Sophie Bessis. La civilisation judéo-chrétienne : anatomie d’une imposture. Paris, Les Liens qui libèrent, 2025.

Sophie Bessis. Un esprit universel tourné vers le monde qui souffre. Citons, parmi d’autres ouvrages, L’arme alimentaire, La faim dans le monde, Les enfants du Sahel, L’Occient et les autres, Je vous écris d’une autre rive.

L’imposture dénoncée dans ce bref ouvrage méritait de l’être depuis quelque temps. L’expression « civilisation judéo-chrétienne » ne repose scientifiquement sur rien mais elle est « saturée d’idéologie ». Elle trompe bien un monde qui serait partagé entre elle et toutes les autres. Elle n’a pourtant pas rallié tous les chrétiens puisque dans l’Amérique du Centre et du Sud, dans l’Afrique centrale et australe, elle est quasi inexistante. En revanche, elle est très vivace en Israël, en particulier depuis que Benjamin Netanyahou l’a utilisé pour se poser en défenseur de la civilisation contre la barbarie musulmane.

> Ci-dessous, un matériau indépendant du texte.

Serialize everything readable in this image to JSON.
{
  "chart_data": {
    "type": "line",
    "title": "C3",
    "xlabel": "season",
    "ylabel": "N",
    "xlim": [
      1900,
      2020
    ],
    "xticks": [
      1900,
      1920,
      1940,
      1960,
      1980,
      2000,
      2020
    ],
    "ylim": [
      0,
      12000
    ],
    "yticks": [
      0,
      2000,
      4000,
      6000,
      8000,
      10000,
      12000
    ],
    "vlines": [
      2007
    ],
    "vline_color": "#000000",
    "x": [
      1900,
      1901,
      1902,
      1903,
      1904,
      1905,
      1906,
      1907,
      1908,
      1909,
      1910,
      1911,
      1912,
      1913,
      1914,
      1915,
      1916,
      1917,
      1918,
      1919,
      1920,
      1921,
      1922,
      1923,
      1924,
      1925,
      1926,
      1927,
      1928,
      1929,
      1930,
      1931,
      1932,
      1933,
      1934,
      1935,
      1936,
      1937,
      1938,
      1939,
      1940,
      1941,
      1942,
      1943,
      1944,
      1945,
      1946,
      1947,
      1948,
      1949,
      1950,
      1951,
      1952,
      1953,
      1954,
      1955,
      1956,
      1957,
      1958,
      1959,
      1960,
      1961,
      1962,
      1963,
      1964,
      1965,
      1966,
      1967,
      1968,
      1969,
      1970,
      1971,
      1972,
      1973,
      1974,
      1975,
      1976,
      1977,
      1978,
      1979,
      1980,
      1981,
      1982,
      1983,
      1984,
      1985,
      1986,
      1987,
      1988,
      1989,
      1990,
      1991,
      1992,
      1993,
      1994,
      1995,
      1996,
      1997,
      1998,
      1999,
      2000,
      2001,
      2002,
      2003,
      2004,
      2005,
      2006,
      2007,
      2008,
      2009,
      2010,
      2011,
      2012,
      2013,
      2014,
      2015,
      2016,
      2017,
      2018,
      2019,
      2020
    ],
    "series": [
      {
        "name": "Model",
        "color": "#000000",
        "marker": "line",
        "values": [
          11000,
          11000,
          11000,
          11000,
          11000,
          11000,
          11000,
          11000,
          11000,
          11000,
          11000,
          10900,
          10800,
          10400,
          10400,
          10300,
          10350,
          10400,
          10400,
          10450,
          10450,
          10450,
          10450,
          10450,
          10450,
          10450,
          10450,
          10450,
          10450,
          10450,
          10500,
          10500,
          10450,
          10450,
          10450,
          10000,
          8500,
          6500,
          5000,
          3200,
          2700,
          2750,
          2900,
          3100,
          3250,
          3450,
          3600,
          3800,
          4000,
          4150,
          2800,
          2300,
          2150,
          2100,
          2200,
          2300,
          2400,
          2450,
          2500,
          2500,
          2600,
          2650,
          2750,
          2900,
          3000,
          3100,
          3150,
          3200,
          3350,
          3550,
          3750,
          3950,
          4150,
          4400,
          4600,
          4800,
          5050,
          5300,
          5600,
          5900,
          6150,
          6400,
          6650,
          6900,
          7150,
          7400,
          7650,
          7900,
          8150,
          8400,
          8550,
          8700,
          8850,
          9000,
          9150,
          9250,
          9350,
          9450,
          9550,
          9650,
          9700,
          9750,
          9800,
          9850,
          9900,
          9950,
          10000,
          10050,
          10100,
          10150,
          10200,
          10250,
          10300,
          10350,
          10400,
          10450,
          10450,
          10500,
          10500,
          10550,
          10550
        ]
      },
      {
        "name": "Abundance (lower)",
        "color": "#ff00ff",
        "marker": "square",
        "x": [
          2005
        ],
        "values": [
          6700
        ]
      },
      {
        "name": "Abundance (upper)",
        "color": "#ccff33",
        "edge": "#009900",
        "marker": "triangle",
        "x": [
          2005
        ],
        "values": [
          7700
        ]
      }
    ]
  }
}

Sophie Bessis rappelle la formule de Paul Valéry pour qui l’Europe était un « petit appendice de l’Asie. », et elle convoque Champollion : « Il est évident, pour moi comme pour tous ceux qui ont bien vu l’Egypte,n que les arts ont commencé en Grèce par une imitaion servile des arts de l’Egypte. »

Après le nazisme, tout a théoriquement basculé : « l’antisémitisme a été remplacé par une judéophilie officielle qui dicte en partie aux dirigeants leur politique et qui semble en être l’inquiétant miroir. »

Il est vrai que les persécutions des Juifs ne datent pas d’hier. En 1546, Luther suppliait les magistrats « d’exercer une pitié sévère contre ces misérables » et il leur demandait d’incendier les synagogues, de les forcer à travailler, voire de les « expulser comme des chiens enragés ». On imposa aux Juifs des vêtements spécifique, on leur interdit les emplois publics, on les enferma dans des quartiers qu’ils ne pouvaient plus quitter. Le terme et la pratique de ghetto fut imposé aux XVIème siècle aux Juifs en Italie. Il impliquait une séparation d’avec la population non juive et l’autorisation d’exercer certaines activités sous le contrôle de l’Etat., dans un environnement d’autant plus dégradé qu’il était ségrégué. A l’origine, le mot ghetto se prononçait jetto car on y jetait les scories de cuivre d’une ancienne fonderie du ghetto de Venise. Bessis rappelle fort opportunément que « le paroxysme antisémite du nazisme n’aurait pu advenir sans ces siècles de tradition antijuive.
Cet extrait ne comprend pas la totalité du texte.